I'm not sure of that at all. The current stabilization and moderate stock market performance are probably the result of a "melt-up." The American economy has been flooded with fiat paper from the central bank and it has to go somewhere, although the actual stock activity on the exchanges is anemically small. Treasuries pay next to nothing, unless you want to hold them for a dangerously long period (that is, long enough for their paltry returns to be swamped by the coming inflation). Banks and money markets effectively pay zero interest; some of them simply are safer than mattresses (Simmons Beauty-Rest and Sealy Posturepedic pay almost as much in interest, however). Employment has not really gone down appreciably, although the Obama people are convinced that the payroll situation will begin to improve this spring.
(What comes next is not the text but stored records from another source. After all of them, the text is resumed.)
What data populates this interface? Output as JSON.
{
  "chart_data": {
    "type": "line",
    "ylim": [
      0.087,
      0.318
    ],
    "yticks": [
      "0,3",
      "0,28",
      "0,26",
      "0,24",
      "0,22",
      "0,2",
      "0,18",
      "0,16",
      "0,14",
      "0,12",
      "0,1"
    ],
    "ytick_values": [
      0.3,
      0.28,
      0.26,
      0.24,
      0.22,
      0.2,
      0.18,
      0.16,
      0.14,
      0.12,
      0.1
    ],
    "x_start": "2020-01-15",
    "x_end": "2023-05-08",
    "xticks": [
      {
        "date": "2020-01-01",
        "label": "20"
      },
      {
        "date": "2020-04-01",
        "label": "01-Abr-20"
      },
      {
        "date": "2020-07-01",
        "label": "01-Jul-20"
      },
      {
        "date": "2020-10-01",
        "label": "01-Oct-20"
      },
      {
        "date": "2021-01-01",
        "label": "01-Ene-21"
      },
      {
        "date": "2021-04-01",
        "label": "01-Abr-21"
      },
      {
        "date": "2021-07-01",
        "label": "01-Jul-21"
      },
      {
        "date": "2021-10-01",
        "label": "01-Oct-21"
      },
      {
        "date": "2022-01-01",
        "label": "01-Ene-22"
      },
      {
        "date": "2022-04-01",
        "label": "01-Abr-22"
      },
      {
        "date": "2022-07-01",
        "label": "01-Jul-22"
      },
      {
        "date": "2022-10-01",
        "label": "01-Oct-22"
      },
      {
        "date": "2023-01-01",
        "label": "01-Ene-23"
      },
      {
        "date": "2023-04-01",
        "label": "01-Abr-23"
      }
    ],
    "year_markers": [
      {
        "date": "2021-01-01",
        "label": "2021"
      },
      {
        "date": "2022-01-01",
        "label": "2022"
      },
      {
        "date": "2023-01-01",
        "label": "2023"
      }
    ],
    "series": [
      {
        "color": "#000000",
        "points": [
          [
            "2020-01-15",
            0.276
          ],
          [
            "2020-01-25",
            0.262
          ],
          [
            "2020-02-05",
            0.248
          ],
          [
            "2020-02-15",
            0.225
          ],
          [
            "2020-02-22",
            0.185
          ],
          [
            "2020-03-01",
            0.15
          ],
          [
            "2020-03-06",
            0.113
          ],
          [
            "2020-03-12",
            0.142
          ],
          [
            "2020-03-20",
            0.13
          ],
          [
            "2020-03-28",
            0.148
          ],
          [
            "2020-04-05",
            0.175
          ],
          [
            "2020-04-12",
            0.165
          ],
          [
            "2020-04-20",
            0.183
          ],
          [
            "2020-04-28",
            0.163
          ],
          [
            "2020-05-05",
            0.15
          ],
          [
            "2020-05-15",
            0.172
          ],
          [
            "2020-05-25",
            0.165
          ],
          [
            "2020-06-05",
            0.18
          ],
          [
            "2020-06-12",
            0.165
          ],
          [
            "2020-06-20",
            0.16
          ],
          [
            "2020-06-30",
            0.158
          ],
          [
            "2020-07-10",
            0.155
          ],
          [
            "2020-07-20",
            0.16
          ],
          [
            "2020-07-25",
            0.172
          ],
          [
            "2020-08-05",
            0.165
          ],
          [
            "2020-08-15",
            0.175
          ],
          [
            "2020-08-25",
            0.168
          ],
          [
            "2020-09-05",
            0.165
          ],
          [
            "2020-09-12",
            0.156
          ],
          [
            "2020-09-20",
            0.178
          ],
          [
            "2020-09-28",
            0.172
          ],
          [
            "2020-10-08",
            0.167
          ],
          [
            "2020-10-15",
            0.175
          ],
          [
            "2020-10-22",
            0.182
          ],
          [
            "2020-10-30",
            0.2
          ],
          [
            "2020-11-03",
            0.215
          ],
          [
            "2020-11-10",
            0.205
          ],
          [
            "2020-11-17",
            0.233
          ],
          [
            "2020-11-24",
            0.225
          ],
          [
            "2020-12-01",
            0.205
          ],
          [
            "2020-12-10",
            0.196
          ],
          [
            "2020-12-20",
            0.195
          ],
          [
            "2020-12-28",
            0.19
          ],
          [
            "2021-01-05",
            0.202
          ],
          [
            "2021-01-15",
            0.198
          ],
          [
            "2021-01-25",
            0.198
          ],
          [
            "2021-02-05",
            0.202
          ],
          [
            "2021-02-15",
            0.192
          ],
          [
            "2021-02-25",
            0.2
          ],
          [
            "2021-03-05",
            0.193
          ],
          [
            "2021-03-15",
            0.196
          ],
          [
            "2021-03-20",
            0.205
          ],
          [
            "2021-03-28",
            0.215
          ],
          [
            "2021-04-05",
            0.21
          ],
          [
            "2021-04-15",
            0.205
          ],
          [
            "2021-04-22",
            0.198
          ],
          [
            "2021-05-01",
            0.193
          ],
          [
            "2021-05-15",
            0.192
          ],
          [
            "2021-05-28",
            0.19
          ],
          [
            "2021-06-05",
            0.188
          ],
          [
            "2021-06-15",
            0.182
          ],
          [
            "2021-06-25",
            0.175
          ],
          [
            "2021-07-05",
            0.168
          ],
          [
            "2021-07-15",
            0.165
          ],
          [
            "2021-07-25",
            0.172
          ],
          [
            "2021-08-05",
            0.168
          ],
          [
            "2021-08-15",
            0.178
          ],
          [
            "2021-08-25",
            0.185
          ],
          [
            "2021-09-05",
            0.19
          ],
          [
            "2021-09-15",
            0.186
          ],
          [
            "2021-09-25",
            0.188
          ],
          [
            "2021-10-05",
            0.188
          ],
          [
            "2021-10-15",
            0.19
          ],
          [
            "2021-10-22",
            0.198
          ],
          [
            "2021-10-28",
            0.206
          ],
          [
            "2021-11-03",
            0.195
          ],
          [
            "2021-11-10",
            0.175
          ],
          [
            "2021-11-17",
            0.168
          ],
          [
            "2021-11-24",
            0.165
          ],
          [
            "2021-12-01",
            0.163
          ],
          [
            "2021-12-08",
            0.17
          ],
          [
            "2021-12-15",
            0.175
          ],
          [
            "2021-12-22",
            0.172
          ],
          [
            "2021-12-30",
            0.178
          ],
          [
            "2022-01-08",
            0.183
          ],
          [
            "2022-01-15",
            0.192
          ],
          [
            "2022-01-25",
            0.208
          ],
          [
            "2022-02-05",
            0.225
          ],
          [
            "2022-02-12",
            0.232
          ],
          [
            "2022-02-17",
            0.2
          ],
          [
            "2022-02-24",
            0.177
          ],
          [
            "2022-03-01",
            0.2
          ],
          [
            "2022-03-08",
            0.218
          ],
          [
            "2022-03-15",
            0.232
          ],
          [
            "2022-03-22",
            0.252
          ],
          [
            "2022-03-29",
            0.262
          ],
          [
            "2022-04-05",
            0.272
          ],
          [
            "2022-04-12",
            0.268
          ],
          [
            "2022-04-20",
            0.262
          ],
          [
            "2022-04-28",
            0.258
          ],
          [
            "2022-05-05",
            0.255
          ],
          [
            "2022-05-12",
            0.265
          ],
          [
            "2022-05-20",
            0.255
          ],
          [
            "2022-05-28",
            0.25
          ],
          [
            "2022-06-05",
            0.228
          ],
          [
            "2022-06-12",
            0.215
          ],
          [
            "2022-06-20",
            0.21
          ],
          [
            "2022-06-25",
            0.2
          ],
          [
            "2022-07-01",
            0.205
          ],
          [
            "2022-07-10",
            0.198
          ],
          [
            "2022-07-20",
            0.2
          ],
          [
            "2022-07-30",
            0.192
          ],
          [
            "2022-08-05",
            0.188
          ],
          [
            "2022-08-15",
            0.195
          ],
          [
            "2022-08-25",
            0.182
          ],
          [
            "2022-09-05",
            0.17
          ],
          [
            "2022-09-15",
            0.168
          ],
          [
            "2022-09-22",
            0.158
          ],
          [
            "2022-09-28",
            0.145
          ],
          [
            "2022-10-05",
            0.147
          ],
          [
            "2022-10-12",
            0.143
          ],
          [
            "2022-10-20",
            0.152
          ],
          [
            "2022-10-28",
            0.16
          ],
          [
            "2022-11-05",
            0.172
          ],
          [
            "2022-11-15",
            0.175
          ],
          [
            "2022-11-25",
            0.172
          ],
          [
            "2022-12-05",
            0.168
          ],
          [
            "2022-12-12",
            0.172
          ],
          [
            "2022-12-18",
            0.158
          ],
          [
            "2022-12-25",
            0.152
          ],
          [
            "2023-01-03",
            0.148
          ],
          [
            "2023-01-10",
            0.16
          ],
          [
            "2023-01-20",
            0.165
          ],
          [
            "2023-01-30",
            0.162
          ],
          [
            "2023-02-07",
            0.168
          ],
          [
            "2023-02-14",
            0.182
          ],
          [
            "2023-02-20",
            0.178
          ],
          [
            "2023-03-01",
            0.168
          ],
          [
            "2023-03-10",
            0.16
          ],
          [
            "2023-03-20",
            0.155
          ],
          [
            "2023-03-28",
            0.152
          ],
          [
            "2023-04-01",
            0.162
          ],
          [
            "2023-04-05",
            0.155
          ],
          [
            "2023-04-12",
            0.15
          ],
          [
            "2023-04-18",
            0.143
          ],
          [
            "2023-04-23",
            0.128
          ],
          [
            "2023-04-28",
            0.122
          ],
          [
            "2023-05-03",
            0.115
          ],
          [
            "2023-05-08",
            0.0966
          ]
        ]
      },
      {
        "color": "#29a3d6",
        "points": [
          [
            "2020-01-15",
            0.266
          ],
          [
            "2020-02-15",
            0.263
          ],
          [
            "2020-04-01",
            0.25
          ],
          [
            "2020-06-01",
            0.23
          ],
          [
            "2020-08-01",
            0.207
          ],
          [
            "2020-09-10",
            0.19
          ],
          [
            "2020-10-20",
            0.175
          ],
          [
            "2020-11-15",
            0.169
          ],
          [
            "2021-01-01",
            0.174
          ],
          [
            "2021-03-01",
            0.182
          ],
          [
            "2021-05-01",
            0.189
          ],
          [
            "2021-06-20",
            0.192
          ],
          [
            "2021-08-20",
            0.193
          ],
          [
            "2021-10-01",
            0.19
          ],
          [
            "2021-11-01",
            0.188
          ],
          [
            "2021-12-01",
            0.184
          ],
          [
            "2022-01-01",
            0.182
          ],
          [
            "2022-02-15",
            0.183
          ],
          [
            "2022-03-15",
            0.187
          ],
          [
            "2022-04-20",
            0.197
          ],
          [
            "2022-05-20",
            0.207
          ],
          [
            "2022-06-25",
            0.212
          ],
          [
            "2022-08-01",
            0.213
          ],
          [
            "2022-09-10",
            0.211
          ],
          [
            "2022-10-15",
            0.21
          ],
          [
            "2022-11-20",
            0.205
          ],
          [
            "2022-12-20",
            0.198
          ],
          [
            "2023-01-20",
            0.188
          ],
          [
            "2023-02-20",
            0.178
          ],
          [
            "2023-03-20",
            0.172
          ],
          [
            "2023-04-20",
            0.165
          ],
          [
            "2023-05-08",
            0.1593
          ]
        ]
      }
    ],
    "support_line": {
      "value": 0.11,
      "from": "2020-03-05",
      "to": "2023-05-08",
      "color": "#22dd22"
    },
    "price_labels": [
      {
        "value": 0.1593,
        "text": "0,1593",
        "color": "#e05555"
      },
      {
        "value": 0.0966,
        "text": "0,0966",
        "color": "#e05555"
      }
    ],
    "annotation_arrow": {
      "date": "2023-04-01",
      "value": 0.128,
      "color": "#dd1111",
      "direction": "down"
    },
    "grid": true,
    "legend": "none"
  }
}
And if it doesn't? I've thought for some time that what's really going on is that the housing boom permitted a postponement of the real effects of America's collective decision to hollow out its industrial base, ship it offshore and allow its working class to go bust. The postponement was accomplished by debt, something else that never occurs to the Nobelist. The collateral for all that debt has deflated, and now the country is awash in red ink. The banks (which we absolutely, positively had to save!) don't lend money to anyone, and the reason for that is that no one really wants to borrow. And if they did, against what? The 2005 appraisal of their house?

I really hope I'm wrong and that the magical thinking which apparently comprises the sum and substance of our economic approach is....right. Because if it's not, then the U.S. government will have taken on about $1.4 trillion in additional debt, above and beyond its usual gargantuan budget, at a time when its actual revenues (taxes) are falling through the floor, its Social Security and Medicare entitlements are underwater and 17% of the country is unemployed. So that if prosperity is not around the corner, it might be something more ominous.